More recently we have learned that President Obama’s “car czar,” Steven Rattner, has proposed micromanaging GM’s product line. Arguing that the company’s Chevrolet division markets the very same vehicles, Mr. Rattner may substitute his judgment for that of consumers by ordering that GM stop producing SUVs and trucks carrying the GMC nameplate.
Not too surprisingly, following the embarrassments associated with revelations of income tax avoidance by Treasury Secretary Tim Geithner and former Health and Human Services Secretary designee Tom Daschle, the car czar himself may be implicated in the Quadrangle Group’s “pay-to-play” kickback schemes, currently under investigation by New York’s attorney general.
An investor in a privately owned company who thinks that management means taking the business in a direction that will compromise its long-term profitability can sell out, even if at a capital loss, and avoid further reductions in wealth. The taxpayers who now “own” General Motors have no such option. They are stuck with the consequences of federal government control. Perhaps the car czar—or his successor—can resurrect GM and create a leaner company able to compete effectively in a brave new automobile world that survives the current economic downturn.

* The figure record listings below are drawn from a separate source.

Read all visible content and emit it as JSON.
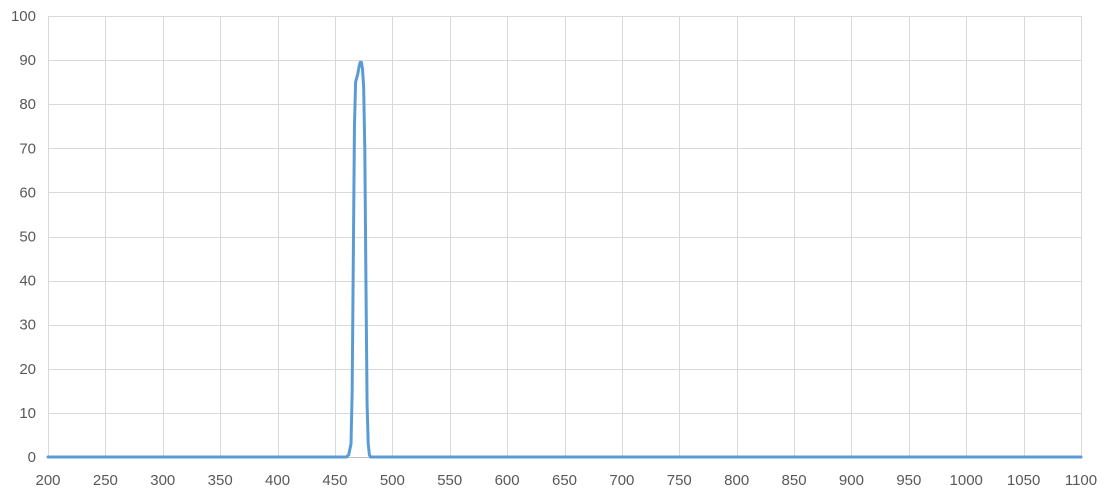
{
  "chart_data": {
    "type": "line",
    "title": "",
    "xlabel": "",
    "ylabel": "",
    "xlim": [
      200,
      1100
    ],
    "ylim": [
      0,
      100
    ],
    "x_ticks": [
      200,
      250,
      300,
      350,
      400,
      450,
      500,
      550,
      600,
      650,
      700,
      750,
      800,
      850,
      900,
      950,
      1000,
      1050,
      1100
    ],
    "y_ticks": [
      0,
      10,
      20,
      30,
      40,
      50,
      60,
      70,
      80,
      90,
      100
    ],
    "grid": true,
    "legend": "none",
    "colors": {
      "series": "#5b9bd5",
      "grid": "#d9d9d9",
      "axis": "#bfbfbf",
      "tick_text": "#595959"
    },
    "series": [
      {
        "x": [
          200,
          460,
          462,
          464,
          465,
          466,
          467,
          468,
          469,
          470,
          471,
          472,
          473,
          474,
          475,
          476,
          477,
          478,
          479,
          480,
          481,
          482,
          1100
        ],
        "y": [
          0,
          0,
          0.5,
          3,
          15,
          45,
          75,
          85,
          86,
          87,
          88.5,
          89.5,
          89.5,
          88,
          84,
          70,
          40,
          12,
          3,
          0.5,
          0,
          0,
          0
        ]
      }
    ]
  }
}
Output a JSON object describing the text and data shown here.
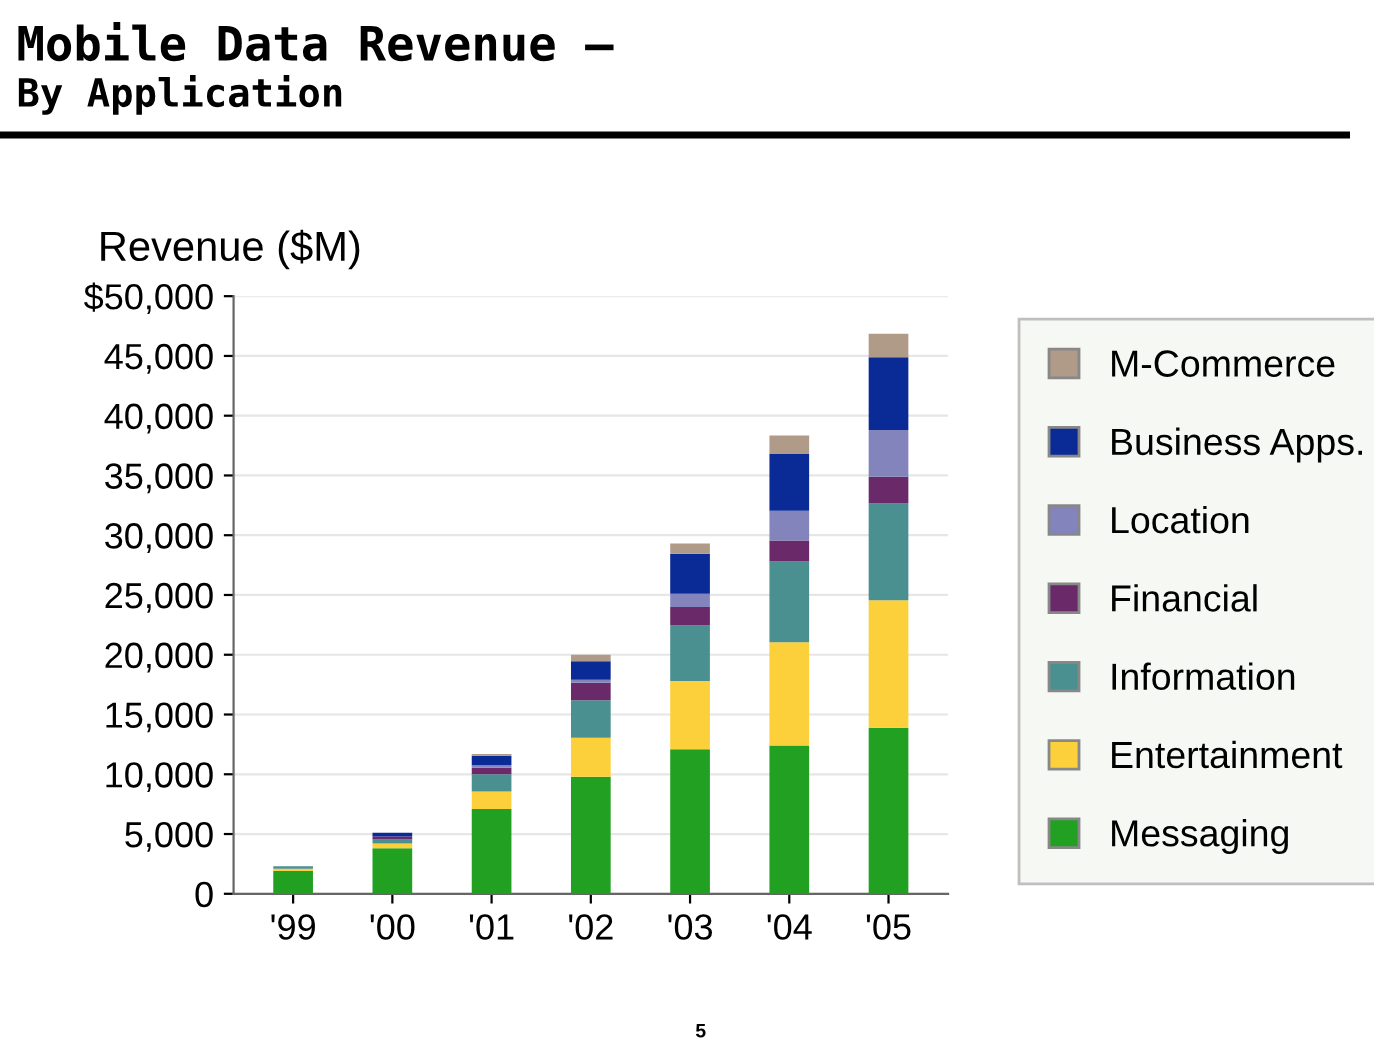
{
  "chart_data": {
    "type": "bar",
    "stacked": true,
    "title": "Mobile Data Revenue —",
    "subtitle": "By Application",
    "ylabel": "Revenue ($M)",
    "categories": [
      "'99",
      "'00",
      "'01",
      "'02",
      "'03",
      "'04",
      "'05"
    ],
    "series": [
      {
        "name": "Messaging",
        "color": "#22a022",
        "values": [
          1900,
          3800,
          7100,
          9800,
          12100,
          12400,
          13900
        ]
      },
      {
        "name": "Entertainment",
        "color": "#fcd03a",
        "values": [
          200,
          400,
          1450,
          3250,
          5700,
          8650,
          10650
        ]
      },
      {
        "name": "Information",
        "color": "#4a9090",
        "values": [
          200,
          350,
          1450,
          3150,
          4650,
          6750,
          8100
        ]
      },
      {
        "name": "Financial",
        "color": "#6a2a6a",
        "values": [
          null,
          250,
          550,
          1450,
          1550,
          1750,
          2250
        ]
      },
      {
        "name": "Location",
        "color": "#8484bc",
        "values": [
          null,
          null,
          200,
          250,
          1100,
          2500,
          3900
        ]
      },
      {
        "name": "Business Apps.",
        "color": "#0a2a96",
        "values": [
          null,
          300,
          800,
          1550,
          3350,
          4750,
          6100
        ]
      },
      {
        "name": "M-Commerce",
        "color": "#b09a88",
        "values": [
          null,
          null,
          150,
          550,
          850,
          1550,
          1950
        ]
      }
    ],
    "ylim": [
      0,
      50000
    ],
    "yticks": [
      0,
      {
        "value": 5000,
        "label": "5,000"
      },
      {
        "value": 10000,
        "label": "10,000"
      },
      {
        "value": 15000,
        "label": "15,000"
      },
      {
        "value": 20000,
        "label": "20,000"
      },
      {
        "value": 25000,
        "label": "25,000"
      },
      {
        "value": 30000,
        "label": "30,000"
      },
      {
        "value": 35000,
        "label": "35,000"
      },
      {
        "value": 40000,
        "label": "40,000"
      },
      {
        "value": 45000,
        "label": "45,000"
      },
      {
        "value": 50000,
        "label": "$50,000"
      }
    ],
    "grid": "y",
    "legend": "right",
    "annotations": [
      "5"
    ]
  }
}
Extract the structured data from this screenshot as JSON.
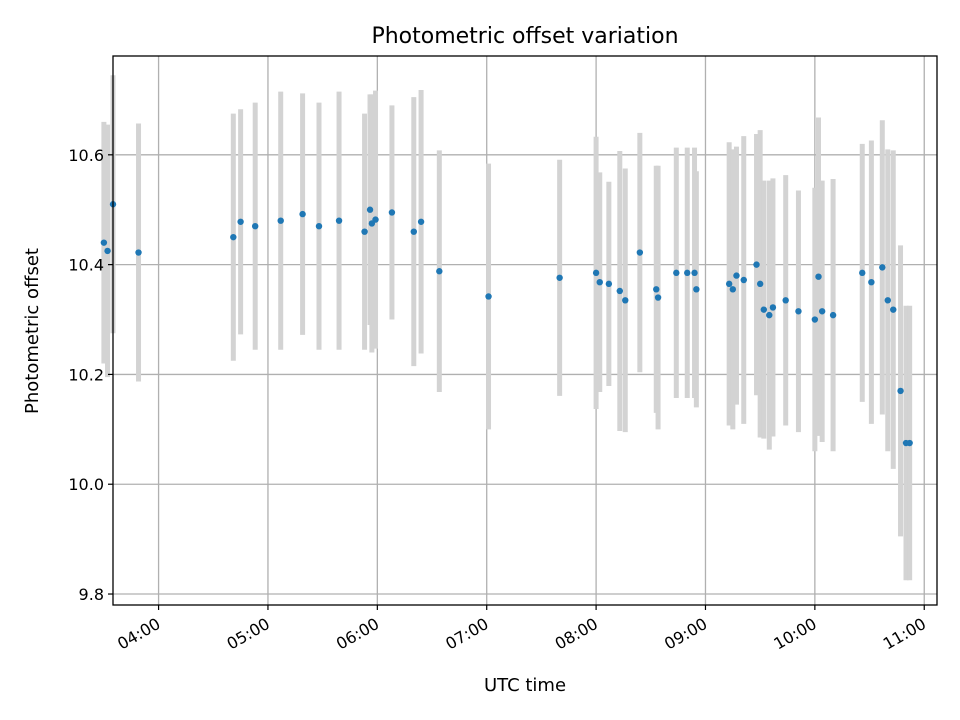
{
  "chart_data": {
    "type": "scatter",
    "title": "Photometric offset variation",
    "xlabel": "UTC time",
    "ylabel": "Photometric offset",
    "xlim": [
      "03:35",
      "11:07"
    ],
    "ylim": [
      9.78,
      10.78
    ],
    "x_ticks": [
      "04:00",
      "05:00",
      "06:00",
      "07:00",
      "08:00",
      "09:00",
      "10:00",
      "11:00"
    ],
    "y_ticks": [
      9.8,
      10.0,
      10.2,
      10.4,
      10.6
    ],
    "y_tick_labels": [
      "9.8",
      "10.0",
      "10.2",
      "10.4",
      "10.6"
    ],
    "grid": true,
    "colors": {
      "point": "#1f77b4",
      "errorbar": "#d3d3d3",
      "grid": "#b0b0b0",
      "axis": "#000000"
    },
    "series": [
      {
        "x": [
          "03:30",
          "03:32",
          "03:35",
          "03:49",
          "04:41",
          "04:45",
          "04:53",
          "05:07",
          "05:19",
          "05:28",
          "05:39",
          "05:53",
          "05:56",
          "05:57",
          "05:59",
          "06:08",
          "06:20",
          "06:24",
          "06:34",
          "07:01",
          "07:40",
          "08:00",
          "08:02",
          "08:07",
          "08:13",
          "08:16",
          "08:24",
          "08:33",
          "08:34",
          "08:44",
          "08:50",
          "08:54",
          "08:55",
          "09:13",
          "09:15",
          "09:17",
          "09:21",
          "09:28",
          "09:30",
          "09:32",
          "09:35",
          "09:37",
          "09:44",
          "09:51",
          "10:00",
          "10:02",
          "10:04",
          "10:10",
          "10:26",
          "10:31",
          "10:37",
          "10:40",
          "10:43",
          "10:47",
          "10:50",
          "10:52"
        ],
        "y": [
          10.44,
          10.425,
          10.51,
          10.422,
          10.45,
          10.478,
          10.47,
          10.48,
          10.492,
          10.47,
          10.48,
          10.46,
          10.5,
          10.475,
          10.482,
          10.495,
          10.46,
          10.478,
          10.388,
          10.342,
          10.376,
          10.385,
          10.368,
          10.365,
          10.352,
          10.335,
          10.422,
          10.355,
          10.34,
          10.385,
          10.385,
          10.385,
          10.355,
          10.365,
          10.355,
          10.38,
          10.372,
          10.4,
          10.365,
          10.318,
          10.308,
          10.322,
          10.335,
          10.315,
          10.3,
          10.378,
          10.315,
          10.308,
          10.385,
          10.368,
          10.395,
          10.335,
          10.318,
          10.17,
          10.075,
          10.075
        ],
        "yerr": [
          0.22,
          0.23,
          0.235,
          0.235,
          0.225,
          0.205,
          0.225,
          0.235,
          0.22,
          0.225,
          0.235,
          0.215,
          0.21,
          0.235,
          0.235,
          0.195,
          0.245,
          0.24,
          0.22,
          0.242,
          0.215,
          0.248,
          0.2,
          0.186,
          0.255,
          0.24,
          0.218,
          0.225,
          0.24,
          0.228,
          0.228,
          0.228,
          0.215,
          0.258,
          0.255,
          0.235,
          0.262,
          0.238,
          0.28,
          0.235,
          0.245,
          0.235,
          0.228,
          0.22,
          0.24,
          0.29,
          0.238,
          0.248,
          0.235,
          0.258,
          0.268,
          0.275,
          0.29,
          0.265,
          0.25,
          0.25
        ]
      }
    ]
  }
}
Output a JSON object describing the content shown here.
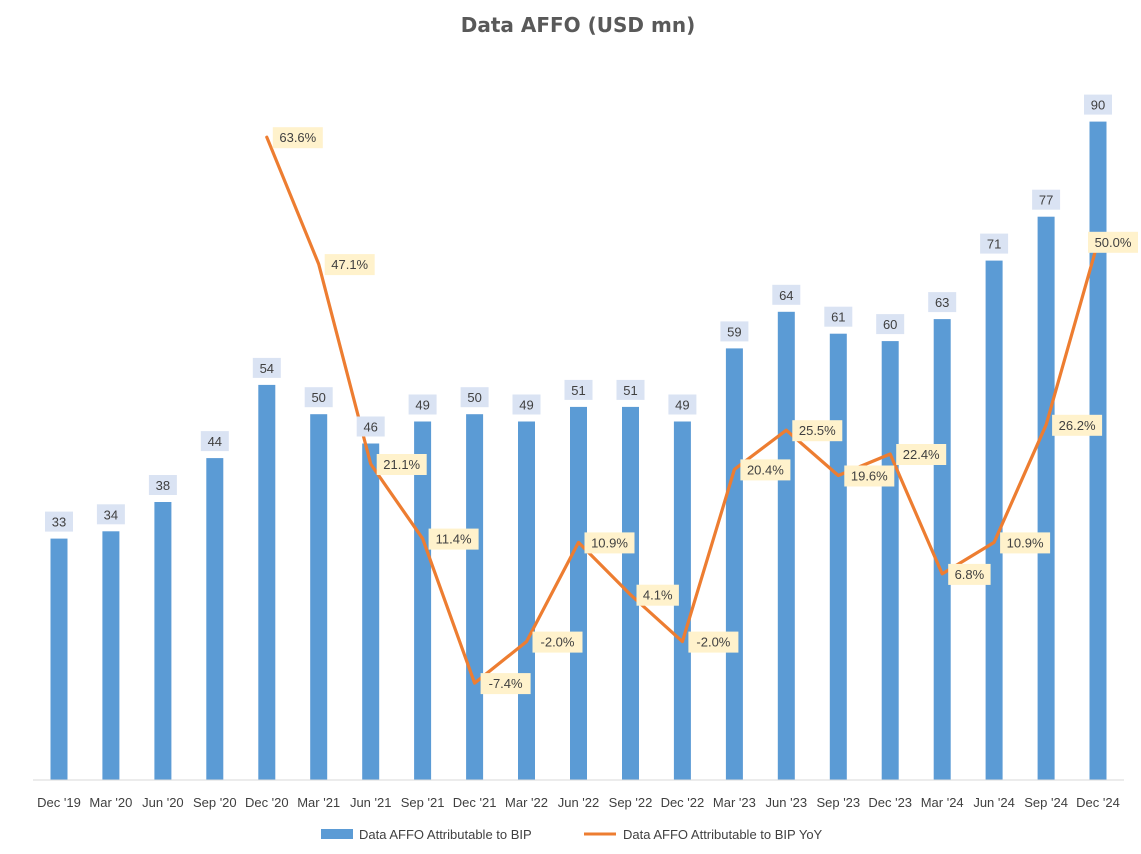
{
  "chart_data": {
    "type": "bar",
    "title": "Data AFFO (USD mn)",
    "xlabel": "",
    "ylabel": "",
    "categories": [
      "Dec '19",
      "Mar '20",
      "Jun '20",
      "Sep '20",
      "Dec '20",
      "Mar '21",
      "Jun '21",
      "Sep '21",
      "Dec '21",
      "Mar '22",
      "Jun '22",
      "Sep '22",
      "Dec '22",
      "Mar '23",
      "Jun '23",
      "Sep '23",
      "Dec '23",
      "Mar '24",
      "Jun '24",
      "Sep '24",
      "Dec '24"
    ],
    "series": [
      {
        "name": "Data AFFO Attributable to BIP",
        "type": "bar",
        "color": "#5B9BD5",
        "values": [
          33,
          34,
          38,
          44,
          54,
          50,
          46,
          49,
          50,
          49,
          51,
          51,
          49,
          59,
          64,
          61,
          60,
          63,
          71,
          77,
          90
        ],
        "labels": [
          "33",
          "34",
          "38",
          "44",
          "54",
          "50",
          "46",
          "49",
          "50",
          "49",
          "51",
          "51",
          "49",
          "59",
          "64",
          "61",
          "60",
          "63",
          "71",
          "77",
          "90"
        ]
      },
      {
        "name": "Data AFFO Attributable to BIP YoY",
        "type": "line",
        "color": "#ED7D31",
        "values": [
          null,
          null,
          null,
          null,
          63.6,
          47.1,
          21.1,
          11.4,
          -7.4,
          -2.0,
          10.9,
          4.1,
          -2.0,
          20.4,
          25.5,
          19.6,
          22.4,
          6.8,
          10.9,
          26.2,
          50.0
        ],
        "labels": [
          "",
          "",
          "",
          "",
          "63.6%",
          "47.1%",
          "21.1%",
          "11.4%",
          "-7.4%",
          "-2.0%",
          "10.9%",
          "4.1%",
          "-2.0%",
          "20.4%",
          "25.5%",
          "19.6%",
          "22.4%",
          "6.8%",
          "10.9%",
          "26.2%",
          "50.0%"
        ]
      }
    ],
    "bar_axis_range": [
      0,
      95
    ],
    "line_axis_range": [
      -20,
      70
    ],
    "grid": false,
    "legend_position": "bottom",
    "bar_label_bg": "#DAE3F3",
    "line_label_bg": "#FFF2CC"
  }
}
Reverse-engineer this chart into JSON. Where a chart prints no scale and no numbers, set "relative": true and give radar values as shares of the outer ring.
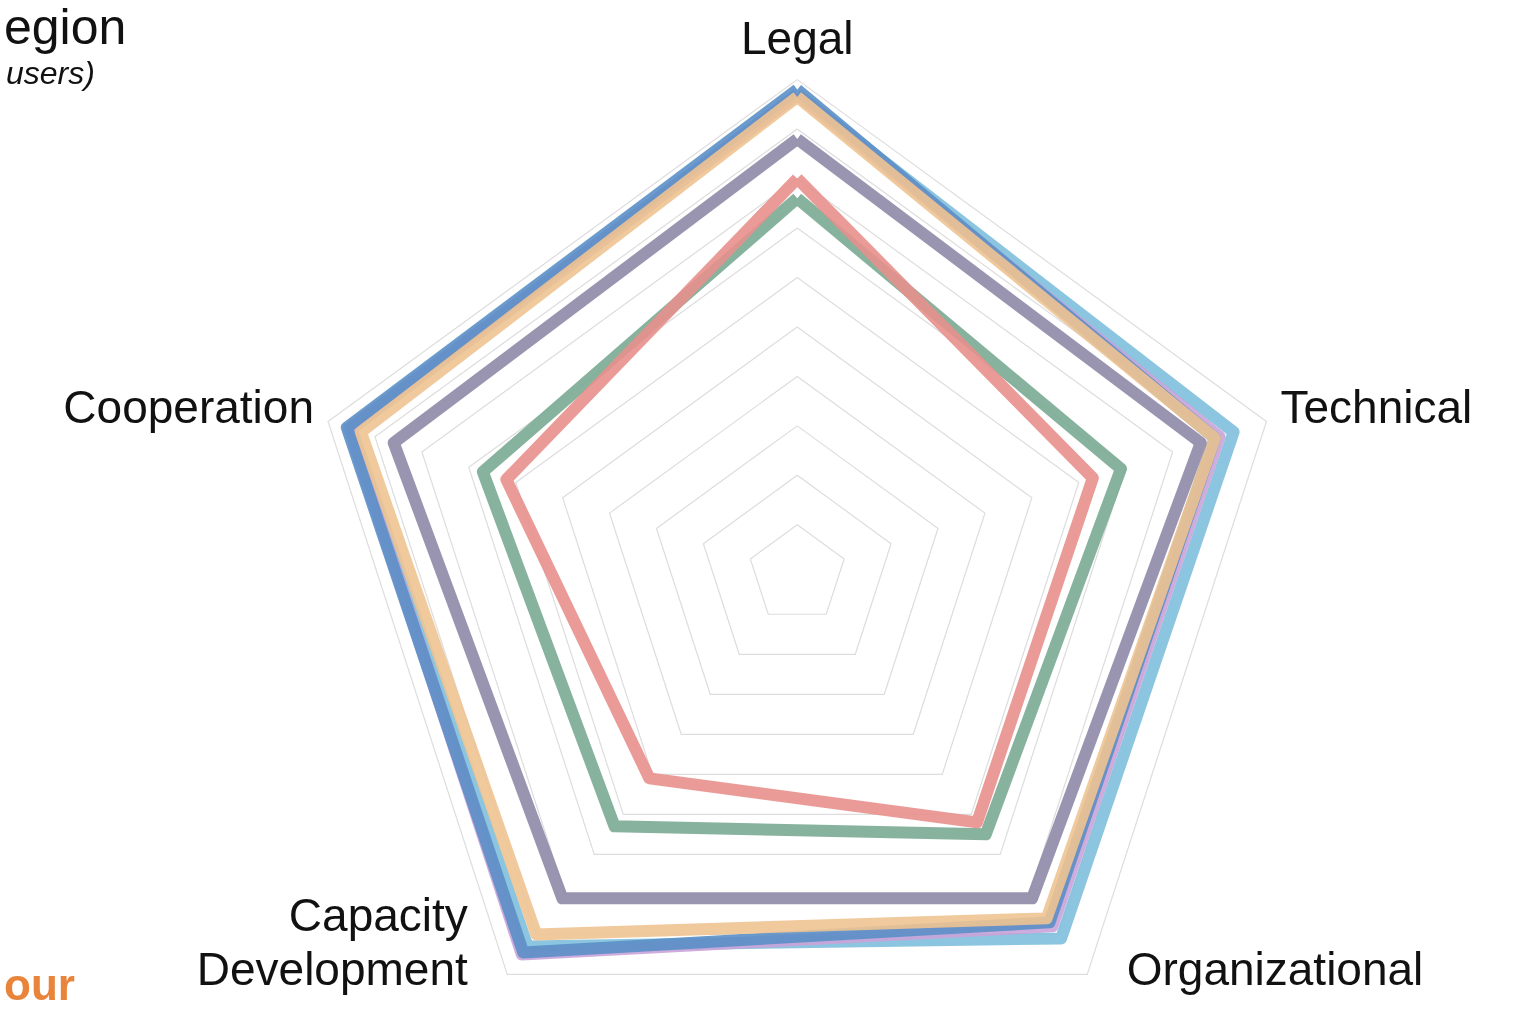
{
  "chart_data": {
    "type": "radar",
    "title": "egion",
    "subtitle": "users)",
    "annotations": [
      "our"
    ],
    "relative": true,
    "grid": true,
    "categories": [
      "Legal",
      "Technical",
      "Organizational",
      "Capacity Development",
      "Cooperation"
    ],
    "series": [
      {
        "color": "#7fbfdc",
        "values": [
          0.97,
          0.93,
          0.91,
          0.93,
          0.95
        ]
      },
      {
        "color": "#c9a3d9",
        "values": [
          0.97,
          0.9,
          0.88,
          0.95,
          0.955
        ]
      },
      {
        "color": "#5b8fc7",
        "values": [
          0.98,
          0.89,
          0.87,
          0.945,
          0.96
        ]
      },
      {
        "color": "#eec391",
        "values": [
          0.965,
          0.89,
          0.86,
          0.9,
          0.93
        ]
      },
      {
        "color": "#8e8aa8",
        "values": [
          0.88,
          0.86,
          0.81,
          0.81,
          0.86
        ]
      },
      {
        "color": "#7aaa93",
        "values": [
          0.76,
          0.69,
          0.65,
          0.63,
          0.67
        ]
      },
      {
        "color": "#e8908c",
        "values": [
          0.8,
          0.63,
          0.62,
          0.51,
          0.62
        ]
      }
    ]
  }
}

But any American who visited a post office recently and dealt with the long lines, rising postage, threat of reduced delivery, and overall poor service will not be so naive. It would have been far better to reconfigure GM under an orderly bankruptcy process, subject to the rule of law, than to hand its administration to bureaucrats, whose discretionary powers are more vulnerable to political influence than to the wishes of either consumers or the company’s many “stakeholders.”
In the operation of a robust private economy, the freedom to fail is just as important as the freedom to succeed. If GM cannot survive without handouts, painful as it might be, it should hit the road.
William F. Shughart II is a Senior Fellow at The Independent Institute, Frederick A. P. Barnard Distinguished Professor of Economics at the University of Mississippi, and editor of the Independent Institute book, Taxing Choice: The Predatory Politics of Fiscal Discrimination.